For my personal stuff, I haven't looked at buildkite primarily because I'm looking for free, open source solutions. The secondary (but no less important) issue is that I'm also looking for coverage for *BSD. Buildkite lists FreeBSD support so, assuming it's not a Linux binary expected to run under the translation layer, they could presumably offer binaries for the other BSD variants. Right now I've got some buildbot workers setup on some bhyve VMs with df/net/openbsd and some jails with FreeBSD.

The big thing I've noticed is that lots of tools will list FreeBSD support at least, but few of those claims are actually tested. Even fewer mention any of the other BSDs.
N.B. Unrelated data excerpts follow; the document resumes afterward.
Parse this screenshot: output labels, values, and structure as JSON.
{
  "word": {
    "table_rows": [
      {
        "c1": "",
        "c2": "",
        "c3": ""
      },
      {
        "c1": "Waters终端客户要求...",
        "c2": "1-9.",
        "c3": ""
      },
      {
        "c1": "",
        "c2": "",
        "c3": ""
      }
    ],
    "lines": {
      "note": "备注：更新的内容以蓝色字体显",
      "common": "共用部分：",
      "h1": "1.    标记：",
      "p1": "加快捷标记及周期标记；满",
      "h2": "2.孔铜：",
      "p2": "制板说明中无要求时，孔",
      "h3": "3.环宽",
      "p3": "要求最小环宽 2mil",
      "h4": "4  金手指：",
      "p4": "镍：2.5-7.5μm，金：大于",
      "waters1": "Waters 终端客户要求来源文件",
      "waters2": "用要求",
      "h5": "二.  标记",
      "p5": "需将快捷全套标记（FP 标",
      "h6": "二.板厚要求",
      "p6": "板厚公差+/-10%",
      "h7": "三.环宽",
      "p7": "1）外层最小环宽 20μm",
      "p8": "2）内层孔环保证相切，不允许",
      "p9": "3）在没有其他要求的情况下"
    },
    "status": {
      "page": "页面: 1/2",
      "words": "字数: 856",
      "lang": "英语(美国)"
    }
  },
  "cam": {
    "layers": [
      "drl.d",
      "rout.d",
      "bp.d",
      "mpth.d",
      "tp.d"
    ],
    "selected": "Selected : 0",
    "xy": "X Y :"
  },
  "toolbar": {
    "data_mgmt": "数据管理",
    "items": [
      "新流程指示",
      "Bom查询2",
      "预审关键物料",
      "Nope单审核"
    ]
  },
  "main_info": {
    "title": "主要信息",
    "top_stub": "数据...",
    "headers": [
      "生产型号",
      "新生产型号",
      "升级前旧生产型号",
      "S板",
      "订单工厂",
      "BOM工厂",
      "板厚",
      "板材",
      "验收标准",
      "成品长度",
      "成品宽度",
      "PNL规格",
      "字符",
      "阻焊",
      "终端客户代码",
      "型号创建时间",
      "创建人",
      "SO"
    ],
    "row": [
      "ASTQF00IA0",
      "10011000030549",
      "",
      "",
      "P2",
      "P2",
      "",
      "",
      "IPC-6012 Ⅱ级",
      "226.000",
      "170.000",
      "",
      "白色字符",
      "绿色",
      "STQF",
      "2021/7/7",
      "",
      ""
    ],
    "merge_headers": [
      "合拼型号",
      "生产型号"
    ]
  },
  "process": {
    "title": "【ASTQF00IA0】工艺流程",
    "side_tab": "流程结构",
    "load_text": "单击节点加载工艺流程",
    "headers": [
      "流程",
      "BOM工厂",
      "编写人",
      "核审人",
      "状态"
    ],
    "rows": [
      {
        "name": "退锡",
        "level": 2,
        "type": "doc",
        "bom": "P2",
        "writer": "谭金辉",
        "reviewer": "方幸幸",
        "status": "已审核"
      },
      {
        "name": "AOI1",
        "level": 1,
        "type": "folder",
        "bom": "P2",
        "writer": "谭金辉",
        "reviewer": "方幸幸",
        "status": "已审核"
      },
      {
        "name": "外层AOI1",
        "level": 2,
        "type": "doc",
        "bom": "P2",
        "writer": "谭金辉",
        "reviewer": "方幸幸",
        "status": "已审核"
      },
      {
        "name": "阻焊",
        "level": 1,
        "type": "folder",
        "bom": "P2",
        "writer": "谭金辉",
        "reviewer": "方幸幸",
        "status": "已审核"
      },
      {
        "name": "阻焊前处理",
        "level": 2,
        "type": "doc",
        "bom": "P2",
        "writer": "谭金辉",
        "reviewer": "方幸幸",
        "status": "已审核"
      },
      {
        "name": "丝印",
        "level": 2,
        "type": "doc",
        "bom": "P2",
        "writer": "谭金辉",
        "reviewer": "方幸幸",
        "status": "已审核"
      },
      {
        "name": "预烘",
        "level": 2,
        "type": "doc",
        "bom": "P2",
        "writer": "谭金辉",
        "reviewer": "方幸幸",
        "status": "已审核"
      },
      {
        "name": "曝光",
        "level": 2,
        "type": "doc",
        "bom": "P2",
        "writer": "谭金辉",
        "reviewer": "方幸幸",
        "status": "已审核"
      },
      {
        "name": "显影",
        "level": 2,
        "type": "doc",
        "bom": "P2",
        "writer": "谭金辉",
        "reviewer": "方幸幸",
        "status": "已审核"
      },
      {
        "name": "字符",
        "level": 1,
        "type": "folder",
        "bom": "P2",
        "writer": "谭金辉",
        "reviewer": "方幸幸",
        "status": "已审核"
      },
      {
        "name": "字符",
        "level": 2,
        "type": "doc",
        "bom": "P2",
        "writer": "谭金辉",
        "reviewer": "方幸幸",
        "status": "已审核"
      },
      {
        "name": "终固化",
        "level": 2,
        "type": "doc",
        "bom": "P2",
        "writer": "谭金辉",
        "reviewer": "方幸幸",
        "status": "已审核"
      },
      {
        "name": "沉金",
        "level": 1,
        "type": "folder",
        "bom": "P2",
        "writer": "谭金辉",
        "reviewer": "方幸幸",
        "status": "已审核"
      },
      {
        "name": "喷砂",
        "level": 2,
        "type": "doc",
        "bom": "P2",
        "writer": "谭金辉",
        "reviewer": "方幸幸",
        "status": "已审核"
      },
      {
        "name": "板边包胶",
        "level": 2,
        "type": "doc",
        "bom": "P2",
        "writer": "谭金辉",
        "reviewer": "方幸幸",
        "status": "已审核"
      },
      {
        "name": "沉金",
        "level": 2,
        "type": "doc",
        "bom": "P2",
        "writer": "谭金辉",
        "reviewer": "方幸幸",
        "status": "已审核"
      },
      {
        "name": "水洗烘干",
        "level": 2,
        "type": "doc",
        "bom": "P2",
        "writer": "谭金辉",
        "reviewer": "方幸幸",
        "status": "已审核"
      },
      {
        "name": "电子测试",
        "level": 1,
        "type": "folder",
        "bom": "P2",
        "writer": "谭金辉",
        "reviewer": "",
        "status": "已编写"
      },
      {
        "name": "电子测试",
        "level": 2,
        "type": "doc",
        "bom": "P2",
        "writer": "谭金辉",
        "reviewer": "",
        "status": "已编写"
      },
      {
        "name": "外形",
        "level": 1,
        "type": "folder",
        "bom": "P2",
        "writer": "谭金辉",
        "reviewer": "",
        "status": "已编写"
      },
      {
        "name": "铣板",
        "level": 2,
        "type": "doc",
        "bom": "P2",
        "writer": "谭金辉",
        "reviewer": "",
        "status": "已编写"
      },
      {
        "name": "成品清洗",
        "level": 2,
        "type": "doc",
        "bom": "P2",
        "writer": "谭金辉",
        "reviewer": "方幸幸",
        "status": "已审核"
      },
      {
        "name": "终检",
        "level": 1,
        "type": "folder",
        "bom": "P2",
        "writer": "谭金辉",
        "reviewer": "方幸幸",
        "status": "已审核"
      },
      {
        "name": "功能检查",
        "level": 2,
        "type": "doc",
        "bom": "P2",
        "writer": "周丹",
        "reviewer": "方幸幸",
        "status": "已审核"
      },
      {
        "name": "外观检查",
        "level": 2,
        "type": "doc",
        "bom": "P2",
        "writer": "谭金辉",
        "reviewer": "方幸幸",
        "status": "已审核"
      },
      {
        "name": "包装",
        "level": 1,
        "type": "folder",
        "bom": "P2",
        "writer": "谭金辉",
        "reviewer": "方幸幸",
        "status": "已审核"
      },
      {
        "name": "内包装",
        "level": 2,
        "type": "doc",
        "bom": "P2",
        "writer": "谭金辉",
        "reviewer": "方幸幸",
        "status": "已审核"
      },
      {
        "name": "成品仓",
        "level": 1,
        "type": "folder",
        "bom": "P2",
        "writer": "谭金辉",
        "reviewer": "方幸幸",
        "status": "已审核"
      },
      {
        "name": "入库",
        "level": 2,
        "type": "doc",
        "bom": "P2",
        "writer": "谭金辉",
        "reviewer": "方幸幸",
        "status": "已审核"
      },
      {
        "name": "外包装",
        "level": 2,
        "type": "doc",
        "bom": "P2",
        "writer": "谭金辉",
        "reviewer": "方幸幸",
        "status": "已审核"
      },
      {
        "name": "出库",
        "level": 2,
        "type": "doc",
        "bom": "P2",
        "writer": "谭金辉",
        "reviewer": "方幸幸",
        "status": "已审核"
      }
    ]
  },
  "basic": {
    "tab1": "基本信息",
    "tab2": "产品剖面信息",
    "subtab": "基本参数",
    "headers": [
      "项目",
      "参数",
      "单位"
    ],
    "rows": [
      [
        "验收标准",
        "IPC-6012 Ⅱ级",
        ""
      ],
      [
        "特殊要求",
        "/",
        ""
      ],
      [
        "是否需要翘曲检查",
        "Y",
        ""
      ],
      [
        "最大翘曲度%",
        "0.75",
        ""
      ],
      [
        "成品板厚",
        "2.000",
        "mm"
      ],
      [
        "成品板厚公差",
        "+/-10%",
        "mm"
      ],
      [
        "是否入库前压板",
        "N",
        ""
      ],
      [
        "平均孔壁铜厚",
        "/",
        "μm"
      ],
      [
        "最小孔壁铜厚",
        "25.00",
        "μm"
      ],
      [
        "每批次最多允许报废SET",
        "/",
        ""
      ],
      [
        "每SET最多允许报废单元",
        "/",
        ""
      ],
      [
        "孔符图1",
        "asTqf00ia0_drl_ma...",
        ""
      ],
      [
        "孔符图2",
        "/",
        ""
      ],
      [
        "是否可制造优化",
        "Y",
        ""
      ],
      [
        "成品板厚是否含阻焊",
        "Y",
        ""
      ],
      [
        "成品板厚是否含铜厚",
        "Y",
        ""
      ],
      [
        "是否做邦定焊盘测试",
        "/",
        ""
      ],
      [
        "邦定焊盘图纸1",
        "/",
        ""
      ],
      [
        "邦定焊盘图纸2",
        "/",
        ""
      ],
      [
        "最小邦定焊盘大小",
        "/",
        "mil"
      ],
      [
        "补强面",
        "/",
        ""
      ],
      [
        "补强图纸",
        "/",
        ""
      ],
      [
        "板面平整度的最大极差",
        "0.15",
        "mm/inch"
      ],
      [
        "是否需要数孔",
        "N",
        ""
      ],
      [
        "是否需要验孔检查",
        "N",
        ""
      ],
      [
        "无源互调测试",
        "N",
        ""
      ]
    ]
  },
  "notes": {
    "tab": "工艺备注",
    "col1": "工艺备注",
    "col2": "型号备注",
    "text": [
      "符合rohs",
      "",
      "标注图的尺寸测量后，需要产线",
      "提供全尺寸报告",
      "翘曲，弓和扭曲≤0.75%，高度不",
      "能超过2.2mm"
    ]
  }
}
For example: Elixir deployments on FreeBSD have been broken for months; Hashicorp put out a FreeBSD build of their vault ssh helper that didn't work by design -- but they had no idea because they never tried to validate the build; rust's libc crate lists FreeBSD, NetBSD, and OpenBSD as tier 1 platforms, but they're only testing the crate on an old version of FreeBSD (where they've disabled some key tests due to a misunderstanding rendering the tests not super useful)... plus they're not in a good position to deal with the C ABI changing between releases.


The irony of people saying essentially "Dropbox could have done this just by using open source tools" on hackernews, where people famously announced the Dropbox would fail because it was easy to reproduce using open source tools entertains me.

Maybe, just maybe, the engineers in question considered mature open source tools and decided they didn't serve their needs.


Overly opinionated garbage, imagine having to work with this guy.